What is love?

(photo by Kate Turner).
(photo by Kate Turner).

The weeks leading up to Valentine’s Day deserve more credit than they get. Sure it’s responsible for uncomfortable anticipation, anxiety and making you realize the loneliness that dwells inside you but don’t let all that smog prevent you from seeing the true beauty.

As Valentine’s Day approaches, we are forced to stop and analyze the love that exists in our lives and more importantly, be thankful for it. Although this is a warm thought, there is still something missing.

Through my research of Facebook statuses and tweets, the problem is clear: “love sucks.” It isn’t fair that we can generate so much stress over a word no one seems to fully understand. As of now, the only answer we have to the question “what is love” is unfortunately, “baby don’t hurt me!”

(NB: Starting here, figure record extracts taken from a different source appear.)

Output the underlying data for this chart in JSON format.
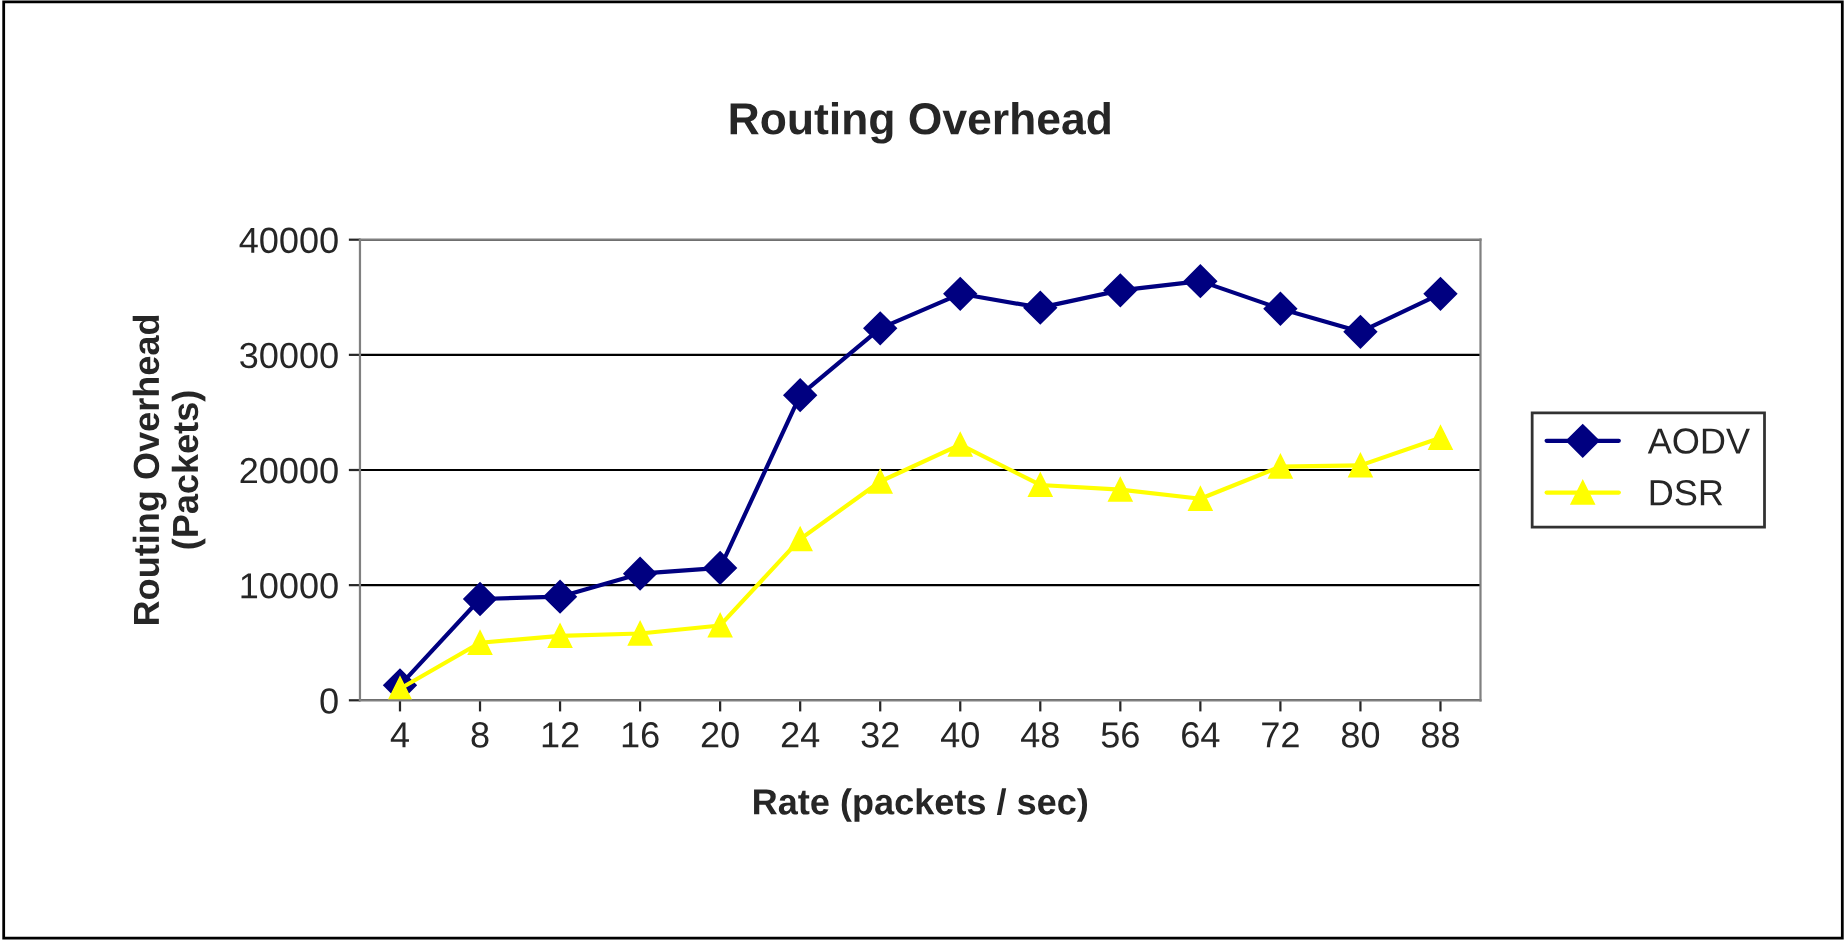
{
  "chart_data": {
    "type": "line",
    "title": "Routing Overhead",
    "xlabel": "Rate (packets / sec)",
    "ylabel": "Routing Overhead\n(Packets)",
    "categories": [
      "4",
      "8",
      "12",
      "16",
      "20",
      "24",
      "32",
      "40",
      "48",
      "56",
      "64",
      "72",
      "80",
      "88"
    ],
    "series": [
      {
        "name": "AODV",
        "color": "#000080",
        "marker": "diamond",
        "values": [
          1300,
          8800,
          9000,
          11000,
          11500,
          26500,
          32300,
          35300,
          34100,
          35600,
          36400,
          34000,
          32000,
          35300
        ]
      },
      {
        "name": "DSR",
        "color": "#ffff00",
        "marker": "triangle",
        "values": [
          1000,
          5000,
          5600,
          5800,
          6500,
          14000,
          19000,
          22200,
          18700,
          18300,
          17500,
          20300,
          20400,
          22800
        ]
      }
    ],
    "ylim": [
      0,
      40000
    ],
    "yticks": [
      0,
      10000,
      20000,
      30000,
      40000
    ],
    "grid": "y",
    "legend": "right",
    "line_style": "solid"
  }
}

Let’s go back to Grade 10 science class and instead of dissecting a frog, we are going to dissect love.         The definition of love, coming from the Oxford Dictionary is “an intense feeling of deep affection.”

Right away there’s a roadblock: I have an intense deep affection for chocolate cupcakes, but do I love them? No.

Would I cry over them? No.

Would I have sex with them? That’s not important.

Now let’s specify that love can only be felt for a living being, usually humans but in some cases animals. Perhaps this task will be easier if we clarify some of the things we know love isn’t.

For example, we know love is not restricted to sexual chemistry because we love our friends and families. We know love isn’t exclusively associated with intelligence because Snooki is engaged. We also know that love does not solely depend on beauty (once again, Snooki is engaged).

But are we any closer to knowing the true meaning of the word “love”? Most of the time we have this mysterious feeling pulsing within us, so vividly present and yet we consciously avoid explaining it to ourselves, let alone others.

Instead, we buy each other clothes, chocolates and fancy necklaces. We would rather spend $200 on a gift than even begin to try and articulate our affections. We throw around the word “love” when we don’t mean it like it is a stuffed animal. Yet the second it should be appropriately used the word love becomes fragile. Perhaps we delude ourselves in believing love exists to maintain hope.

Regardless, there are certain emotions we know are real. Love may not exist but feeling lost and broken when you’re not with someone does. Losing the ability to concentrate in the presence of someone else does exist. Doing absolutely anything in your power to ensure another person’s happiness does exists.

If we can’t classify these feelings under “love”, I urge you to find a more appropriate word.